The big thrust of this episode is Sectionals. Yes, it’s time for New Directions to compete for a chance at the big prize, and this time their competition are a group of elderly crooners and the Dalton Warblers, which now have Kurt (Chris Colfer) as part of the mix.
However, Mr. Shue (Matthew Morrison) decides to throw out his predictable playlist and not give Rachel (Lea Michele) and Finn (Cory Monteith) the main solo. Instead, Quinn (Dianna Agron) and Sam (Chord Overstreet) get that honor doing a great rendition of the DIRTY DANCING staple “(I’ve Had) The Time of My Life.”
Before the group can sing though, their personal lives are in disarray. We get a glimpse into the pretty cute relationship between Artie (Kevin McHale) and Britney (Heather Morris) who have a major misunderstanding, while Finn and Rachel are clearly on the outs (she found out about him and Santana).

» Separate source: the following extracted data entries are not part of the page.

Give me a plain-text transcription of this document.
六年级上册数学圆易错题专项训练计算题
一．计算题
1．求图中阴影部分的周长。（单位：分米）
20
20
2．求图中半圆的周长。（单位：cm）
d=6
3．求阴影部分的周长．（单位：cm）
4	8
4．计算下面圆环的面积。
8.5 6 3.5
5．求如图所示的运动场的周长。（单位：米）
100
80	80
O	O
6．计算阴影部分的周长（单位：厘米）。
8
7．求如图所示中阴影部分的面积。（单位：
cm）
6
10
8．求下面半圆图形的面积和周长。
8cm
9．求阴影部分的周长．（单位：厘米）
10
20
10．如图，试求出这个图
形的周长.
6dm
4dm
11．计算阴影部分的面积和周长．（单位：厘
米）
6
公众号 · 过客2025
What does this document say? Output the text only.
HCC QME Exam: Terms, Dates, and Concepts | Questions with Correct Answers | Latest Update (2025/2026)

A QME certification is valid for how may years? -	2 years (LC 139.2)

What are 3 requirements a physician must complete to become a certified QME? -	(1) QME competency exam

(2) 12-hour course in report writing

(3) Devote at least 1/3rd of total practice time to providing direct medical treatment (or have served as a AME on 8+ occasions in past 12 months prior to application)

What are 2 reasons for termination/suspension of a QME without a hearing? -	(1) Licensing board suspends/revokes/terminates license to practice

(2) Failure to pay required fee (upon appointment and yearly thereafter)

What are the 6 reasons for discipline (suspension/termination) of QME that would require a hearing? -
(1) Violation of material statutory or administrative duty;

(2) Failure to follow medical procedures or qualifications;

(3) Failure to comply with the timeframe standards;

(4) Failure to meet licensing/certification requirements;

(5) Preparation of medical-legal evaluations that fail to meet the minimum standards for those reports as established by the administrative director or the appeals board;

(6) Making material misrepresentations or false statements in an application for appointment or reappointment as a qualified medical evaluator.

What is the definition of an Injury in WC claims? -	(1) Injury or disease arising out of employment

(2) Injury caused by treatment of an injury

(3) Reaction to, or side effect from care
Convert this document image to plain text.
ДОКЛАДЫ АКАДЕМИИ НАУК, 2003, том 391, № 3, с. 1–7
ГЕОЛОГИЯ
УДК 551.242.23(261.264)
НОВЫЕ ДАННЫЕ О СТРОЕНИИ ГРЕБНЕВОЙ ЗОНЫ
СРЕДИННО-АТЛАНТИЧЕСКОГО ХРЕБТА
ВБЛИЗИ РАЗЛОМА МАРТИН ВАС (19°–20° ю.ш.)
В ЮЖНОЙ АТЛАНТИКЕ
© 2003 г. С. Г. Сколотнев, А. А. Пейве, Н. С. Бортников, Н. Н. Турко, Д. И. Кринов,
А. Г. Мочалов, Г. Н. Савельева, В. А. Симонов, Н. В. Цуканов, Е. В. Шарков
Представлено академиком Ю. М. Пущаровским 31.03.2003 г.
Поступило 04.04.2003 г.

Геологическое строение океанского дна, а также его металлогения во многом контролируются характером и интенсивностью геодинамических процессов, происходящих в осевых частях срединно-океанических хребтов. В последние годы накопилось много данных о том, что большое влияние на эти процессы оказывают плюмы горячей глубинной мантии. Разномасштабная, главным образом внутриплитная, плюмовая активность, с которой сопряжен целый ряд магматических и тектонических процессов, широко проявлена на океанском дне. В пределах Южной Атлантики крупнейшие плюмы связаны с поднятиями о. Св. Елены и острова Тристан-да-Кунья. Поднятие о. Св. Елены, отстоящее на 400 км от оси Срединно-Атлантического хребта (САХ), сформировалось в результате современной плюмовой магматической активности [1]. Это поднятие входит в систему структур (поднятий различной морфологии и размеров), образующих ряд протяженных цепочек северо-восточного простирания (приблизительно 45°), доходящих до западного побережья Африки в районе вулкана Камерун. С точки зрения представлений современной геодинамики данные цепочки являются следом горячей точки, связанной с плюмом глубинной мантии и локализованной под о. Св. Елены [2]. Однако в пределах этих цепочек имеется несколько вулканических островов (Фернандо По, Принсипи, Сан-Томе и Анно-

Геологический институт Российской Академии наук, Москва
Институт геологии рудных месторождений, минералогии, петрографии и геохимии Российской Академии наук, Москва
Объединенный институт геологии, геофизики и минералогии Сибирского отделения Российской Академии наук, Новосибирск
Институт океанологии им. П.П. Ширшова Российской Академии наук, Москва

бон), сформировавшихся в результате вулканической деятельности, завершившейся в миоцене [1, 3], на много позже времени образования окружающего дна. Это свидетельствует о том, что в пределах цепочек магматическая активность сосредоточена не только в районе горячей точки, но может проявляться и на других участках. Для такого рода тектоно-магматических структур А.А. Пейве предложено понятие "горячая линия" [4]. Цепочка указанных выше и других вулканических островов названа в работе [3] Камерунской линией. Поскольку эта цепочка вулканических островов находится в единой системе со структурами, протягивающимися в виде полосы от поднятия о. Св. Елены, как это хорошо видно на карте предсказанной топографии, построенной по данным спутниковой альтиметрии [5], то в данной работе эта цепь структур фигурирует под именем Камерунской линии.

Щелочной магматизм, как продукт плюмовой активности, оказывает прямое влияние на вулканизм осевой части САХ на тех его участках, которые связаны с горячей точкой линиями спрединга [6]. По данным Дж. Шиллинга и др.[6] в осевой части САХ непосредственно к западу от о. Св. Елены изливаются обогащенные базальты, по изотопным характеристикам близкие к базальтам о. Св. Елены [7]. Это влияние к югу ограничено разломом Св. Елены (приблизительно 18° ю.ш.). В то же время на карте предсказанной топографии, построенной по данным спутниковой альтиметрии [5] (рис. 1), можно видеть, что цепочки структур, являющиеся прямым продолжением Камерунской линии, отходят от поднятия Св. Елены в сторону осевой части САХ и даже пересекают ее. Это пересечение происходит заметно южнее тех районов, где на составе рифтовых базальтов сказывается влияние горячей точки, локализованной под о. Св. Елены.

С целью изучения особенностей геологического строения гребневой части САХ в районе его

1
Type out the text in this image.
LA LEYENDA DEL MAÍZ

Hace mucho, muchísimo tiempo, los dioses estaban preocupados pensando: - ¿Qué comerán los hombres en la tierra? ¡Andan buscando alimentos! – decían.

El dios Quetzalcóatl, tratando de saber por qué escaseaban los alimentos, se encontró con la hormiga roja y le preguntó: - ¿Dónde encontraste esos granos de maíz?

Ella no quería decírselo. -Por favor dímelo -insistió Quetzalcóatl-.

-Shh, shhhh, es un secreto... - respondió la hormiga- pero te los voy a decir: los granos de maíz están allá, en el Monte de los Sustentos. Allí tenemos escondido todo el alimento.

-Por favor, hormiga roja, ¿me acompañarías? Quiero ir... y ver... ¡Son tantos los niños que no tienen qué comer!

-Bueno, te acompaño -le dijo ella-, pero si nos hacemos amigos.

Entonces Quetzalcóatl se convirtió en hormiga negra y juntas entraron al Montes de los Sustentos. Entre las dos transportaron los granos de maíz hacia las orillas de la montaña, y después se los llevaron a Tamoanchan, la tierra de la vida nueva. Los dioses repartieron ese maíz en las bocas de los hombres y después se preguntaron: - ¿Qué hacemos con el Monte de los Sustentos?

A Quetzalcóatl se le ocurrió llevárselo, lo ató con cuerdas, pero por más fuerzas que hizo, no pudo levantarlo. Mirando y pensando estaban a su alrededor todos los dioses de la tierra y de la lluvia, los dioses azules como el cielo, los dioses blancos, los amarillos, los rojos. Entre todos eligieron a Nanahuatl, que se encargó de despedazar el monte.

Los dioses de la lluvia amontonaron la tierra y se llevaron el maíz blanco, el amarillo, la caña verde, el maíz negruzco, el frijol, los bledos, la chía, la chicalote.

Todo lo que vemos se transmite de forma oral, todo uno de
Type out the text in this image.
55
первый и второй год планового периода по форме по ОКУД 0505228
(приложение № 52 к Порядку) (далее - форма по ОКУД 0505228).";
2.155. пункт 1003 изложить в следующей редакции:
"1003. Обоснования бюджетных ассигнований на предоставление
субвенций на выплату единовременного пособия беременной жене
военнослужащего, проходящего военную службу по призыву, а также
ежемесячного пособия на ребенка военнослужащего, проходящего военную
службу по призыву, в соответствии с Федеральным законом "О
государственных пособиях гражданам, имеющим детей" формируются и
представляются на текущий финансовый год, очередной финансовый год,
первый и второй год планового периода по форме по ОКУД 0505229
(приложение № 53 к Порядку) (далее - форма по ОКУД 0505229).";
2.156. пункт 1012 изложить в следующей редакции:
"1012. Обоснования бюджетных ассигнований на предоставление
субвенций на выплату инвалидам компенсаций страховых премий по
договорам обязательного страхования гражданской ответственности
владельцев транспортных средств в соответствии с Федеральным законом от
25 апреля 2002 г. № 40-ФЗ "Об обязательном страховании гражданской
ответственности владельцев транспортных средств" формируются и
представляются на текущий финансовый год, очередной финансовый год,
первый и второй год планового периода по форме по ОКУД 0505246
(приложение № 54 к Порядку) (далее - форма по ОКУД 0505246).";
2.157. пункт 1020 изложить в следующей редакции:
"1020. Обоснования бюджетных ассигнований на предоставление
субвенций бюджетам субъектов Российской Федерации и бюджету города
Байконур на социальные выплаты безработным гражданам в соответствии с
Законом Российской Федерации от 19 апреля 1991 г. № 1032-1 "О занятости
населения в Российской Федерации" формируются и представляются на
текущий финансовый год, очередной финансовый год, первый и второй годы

Mr. Shue’s love life isn’t going too well either, as Emma (Jayma Mayes) has run off to marry her dentist true love (John Stamos) in Vegas.
Meanwhile, Kurt is having a hard time assimilating into the very structured Dalton Academy and the Warblers. It’s a hive mindset, something Kurt is not used to, but he learns some lessons along the way about the differences between the Warblers and New Directions.
This episode is filled with one great moment after another. Perfectly realized in the script by co-creator Brad Falchuk and directed with finesse by Paris Barclay. The episode features some fantastic moments including some great nuanced moments between Kurt and Rachel (they can be friends, now that they’re not competition), Artie and Britney (more, more, more) and the continued evolution of Puck (Mark Salling) as bad boy with a little more soul than we realized.
The song selection is okay – nothing that stands out except for The Warblers stellar take on the Train song “Hey, Soul Sister.” Once again, newcomer Darren Criss steals the show as Kurt’s mentor Blaine. The elderly group singing “The Living Years” feels too cheesy and on-the-nose for the show. It’s almost as if the writers came up with the gag at the beginning of the season and couldn’t wait to deliver the pay-off, but the pay-off is more disquieting than funny.
I think one of the important things GLEE needs to address and remedy in the second half of the season is more consistency and more ongoing storylines that carry over week to week and evolve naturally instead of in TV time.
This whole Sectionals episode could have actually been split into two different weeks. Too much story is crammed into this one episode that would have been better to let breathe over a couple more episodes.
However, “Special Education” also works fine, just as it is. A solid hour crammed with great story is better than too many songs crammed around too little story (which GLEE has done on many occasions too). One more episode (the Christmas one) and it’s hiatus time. It’s going to be a long winter for GLEE fans.